大人なゲーム
プレステとは大人である。
発売当時10歳だった私はプレステは大人なゲーム機だと思っていた。
大人の、ではなく、大人な、だ、
濃いめのグレーの本体にくびれの強いちょっと尖ったデザインのコントローラー。
そしてソフトはディスクタイプで、セーブは別の媒体を使うらしい。
アダルトなデザインに複雑なシステム。
『さて初めてゲーム機を買ってもらおうかね』となる10歳女子がプレステを選ぶにはそれはあまりにも大人の雰囲気を醸し出していた。
プレステ。
それは大人の証明である。
そして、私とプレステの邂逅はその後、20年持ち越される。
32歳で結婚して、夫がゲーム好きと知った。
夫はPS2を持っていた。
世は大PS4時代である。
そして、夫が欲しいタイトルの新作が発売されると聞き、ついにPS4が我が家に来た。
本体、超アダルト。
ディスクどこから入れるの?電源ボタンどこ?え、コントローラーにコードないじゃん!てゆーか私が本体は白ってリクエストしたけどマジ真っ白じゃん!
なにどう置くのこれ!どこが底面なの?
うわぁ!電源入れたら何か未来の音がした!まだソフト入れてないのに何か選べる画面!
だ、ダウンロードできるの?ゲーム?ネットワークつなげるのね!?
ソフト買わないの?あ、ディスクソフトを買うこともできるのね、あ、そう。
プレステの最終実績がいわゆるプレステ1なので、驚きが隠せない。そして上がり続ける興奮度。
企業勤めなのでPCも電子機器も毎日見てる筈なのに、何もかもが新鮮に感じる。
『俺の兄貴、プレステ持ってるんだぜ!』と言われ、友達のお兄ちゃんのプレステをこっそり見に行った時のあの気持ちだ。
あの時はプレステいじると怒られるからこっそり何かのゲームをやるのを見せてもらったな……何か車が走っているゲームだった……。
あの時のあれが、似ても似つかぬ形で目の前にある。
しかも所有物としてだ。
さ、さわっていい?
夫に聞くとどうぞ、と言われる。
コントローラーはあの時よりも丸みを帯びて手に馴染む。
本体は形が変わったけどコントローラーは基本形を保っていて、あぁ、この形は最初から完成されていたのだと感動する。
夫はPS4を使って自分が一番好きなゲームを教えてくれた。
KINGDOM HEARTSだ。
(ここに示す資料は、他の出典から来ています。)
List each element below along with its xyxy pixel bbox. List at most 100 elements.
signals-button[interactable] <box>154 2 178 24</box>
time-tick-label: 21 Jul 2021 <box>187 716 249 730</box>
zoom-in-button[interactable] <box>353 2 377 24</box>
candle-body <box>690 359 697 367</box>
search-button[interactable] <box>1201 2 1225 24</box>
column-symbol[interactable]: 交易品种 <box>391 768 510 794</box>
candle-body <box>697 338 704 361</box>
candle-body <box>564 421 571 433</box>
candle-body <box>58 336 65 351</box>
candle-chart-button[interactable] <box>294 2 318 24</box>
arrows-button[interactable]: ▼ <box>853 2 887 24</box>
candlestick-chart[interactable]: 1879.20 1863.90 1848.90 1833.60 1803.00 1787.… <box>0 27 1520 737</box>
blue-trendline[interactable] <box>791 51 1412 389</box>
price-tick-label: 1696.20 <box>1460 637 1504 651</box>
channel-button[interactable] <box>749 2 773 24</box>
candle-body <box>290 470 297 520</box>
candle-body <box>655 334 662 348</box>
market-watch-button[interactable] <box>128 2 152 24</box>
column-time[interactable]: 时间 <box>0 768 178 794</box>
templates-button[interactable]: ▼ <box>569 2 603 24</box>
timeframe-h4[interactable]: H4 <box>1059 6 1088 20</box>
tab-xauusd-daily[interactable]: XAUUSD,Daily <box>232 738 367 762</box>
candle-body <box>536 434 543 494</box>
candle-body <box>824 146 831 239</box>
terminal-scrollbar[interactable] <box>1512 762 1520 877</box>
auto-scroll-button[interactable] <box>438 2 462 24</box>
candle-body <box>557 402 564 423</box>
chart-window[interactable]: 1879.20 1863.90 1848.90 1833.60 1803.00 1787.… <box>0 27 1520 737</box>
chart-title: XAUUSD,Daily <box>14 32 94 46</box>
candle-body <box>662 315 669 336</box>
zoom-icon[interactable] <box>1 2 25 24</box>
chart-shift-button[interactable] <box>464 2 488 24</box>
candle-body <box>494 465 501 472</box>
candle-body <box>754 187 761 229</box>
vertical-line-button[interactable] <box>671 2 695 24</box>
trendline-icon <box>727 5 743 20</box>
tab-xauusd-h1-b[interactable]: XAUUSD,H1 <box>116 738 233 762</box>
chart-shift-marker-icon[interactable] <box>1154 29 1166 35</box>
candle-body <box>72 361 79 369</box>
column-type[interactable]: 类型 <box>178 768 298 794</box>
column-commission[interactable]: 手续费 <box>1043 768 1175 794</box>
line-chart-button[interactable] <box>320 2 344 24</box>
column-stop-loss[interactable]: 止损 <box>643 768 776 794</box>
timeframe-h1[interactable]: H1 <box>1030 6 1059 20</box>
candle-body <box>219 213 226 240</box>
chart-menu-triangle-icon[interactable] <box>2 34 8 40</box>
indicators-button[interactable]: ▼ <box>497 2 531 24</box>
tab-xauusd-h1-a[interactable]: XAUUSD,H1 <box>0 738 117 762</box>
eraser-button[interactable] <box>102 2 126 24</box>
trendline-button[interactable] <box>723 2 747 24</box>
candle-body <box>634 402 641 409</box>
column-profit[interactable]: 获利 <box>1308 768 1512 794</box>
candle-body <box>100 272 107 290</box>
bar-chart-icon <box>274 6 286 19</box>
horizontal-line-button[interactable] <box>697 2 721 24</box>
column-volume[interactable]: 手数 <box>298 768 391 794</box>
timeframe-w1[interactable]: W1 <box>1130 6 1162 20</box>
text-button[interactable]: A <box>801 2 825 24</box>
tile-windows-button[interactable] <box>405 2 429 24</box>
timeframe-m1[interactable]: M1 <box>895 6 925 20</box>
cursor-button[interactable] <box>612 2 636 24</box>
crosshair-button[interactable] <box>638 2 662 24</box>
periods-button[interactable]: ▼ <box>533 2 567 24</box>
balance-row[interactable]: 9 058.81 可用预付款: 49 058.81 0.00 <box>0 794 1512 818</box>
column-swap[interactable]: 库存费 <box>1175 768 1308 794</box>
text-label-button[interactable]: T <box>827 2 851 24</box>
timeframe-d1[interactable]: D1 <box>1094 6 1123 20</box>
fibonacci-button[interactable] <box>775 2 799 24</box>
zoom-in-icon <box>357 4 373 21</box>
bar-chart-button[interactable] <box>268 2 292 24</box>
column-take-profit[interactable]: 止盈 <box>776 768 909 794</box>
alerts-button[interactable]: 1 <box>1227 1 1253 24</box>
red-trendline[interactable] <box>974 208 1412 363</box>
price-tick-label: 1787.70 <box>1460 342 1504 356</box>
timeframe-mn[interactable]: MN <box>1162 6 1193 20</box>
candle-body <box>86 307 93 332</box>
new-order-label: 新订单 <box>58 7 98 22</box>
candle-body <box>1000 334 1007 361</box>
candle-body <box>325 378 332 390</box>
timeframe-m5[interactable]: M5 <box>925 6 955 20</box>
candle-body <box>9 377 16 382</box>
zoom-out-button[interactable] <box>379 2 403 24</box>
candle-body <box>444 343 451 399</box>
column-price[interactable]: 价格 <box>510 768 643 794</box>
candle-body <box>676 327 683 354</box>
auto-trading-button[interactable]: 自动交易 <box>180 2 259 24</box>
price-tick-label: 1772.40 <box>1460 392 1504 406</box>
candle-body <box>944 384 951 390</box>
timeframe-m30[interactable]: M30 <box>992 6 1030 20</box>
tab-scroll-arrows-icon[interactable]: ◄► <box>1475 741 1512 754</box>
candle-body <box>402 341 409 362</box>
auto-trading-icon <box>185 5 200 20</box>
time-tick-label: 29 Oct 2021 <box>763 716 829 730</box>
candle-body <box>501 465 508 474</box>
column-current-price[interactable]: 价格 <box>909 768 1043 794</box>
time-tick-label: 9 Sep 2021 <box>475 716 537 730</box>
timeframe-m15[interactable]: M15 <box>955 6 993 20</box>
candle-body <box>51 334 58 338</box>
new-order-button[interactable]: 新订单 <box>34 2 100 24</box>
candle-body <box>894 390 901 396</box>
これは違うコラムに書いた。
ハートレスが現れた
週末はツマミを作り、好きな酒を飲みながらプレステで映画を再生したりゲームをしたりする。
トルネも買ったので録画したテレビ番組も見る。
録画し忘れていないか出先からスマホで番組表を確認する。
34歳。
最先端のIT機能を積んで、プレステは私を待っていてくれた。
ゲームがド下手な私でも、ゲーム以外の部分でプレステで遊べるよう、プレステは進化して待っていてくれた。
涼し気な顔をしてそこに鎮座しこちらから接触を図ると未知の楽しみを教えてくれる。それはまるでよく行くバーの奥にいつも一人で座る寡黙なイケメンに勇気を出して話しかけたら色々な遊びを教えてくれた、と言うような。
プレステはやはり大人なゲーム機である。